Salas Rivera has also published in periodicals such as the Revista del Instituto de Cultura Puertorriqueña, Apiary, Apogee, BOAAT, and the Boston Review.

==Awards and honors==

Salas Rivera was a resident artist of the 2018-2019 Kimmel Center Jazz Residency, a 2019 Playwright Fellow at the Sundance Institute Theater Program, a 2020 writer in residence for the Norwegian Festival of Literature, and a 2020 resident artist of the MacDowell Colony.

He was chosen as the fourth poet laureate of Philadelphia in 2018, under the auspices of the Free Library of Philadelphia. According to the selection committee, the poet was chosen because of his desire to use poetry to engage the subject of diversity in Philadelphia and its Puerto Rican community.
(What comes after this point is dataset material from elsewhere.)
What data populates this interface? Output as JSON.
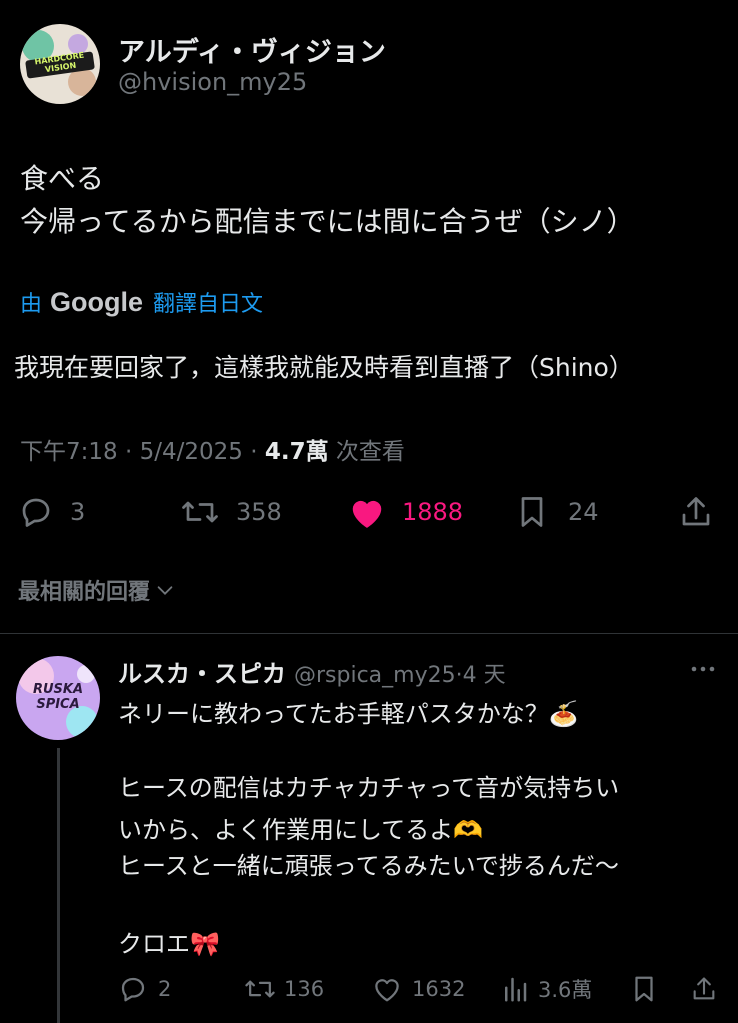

He received the 2018 Ambroggio Prize from the Academy of American Poets, honoring poets whose first language is Spanish, for his manuscript x/ex/exis (poemas para la nación).

His work lo terciario/the tertiary was longlisted for the National Book Award for Poetry in 2018, and won the 2019 Lambda Literary Award for Transgender Literature in poetry.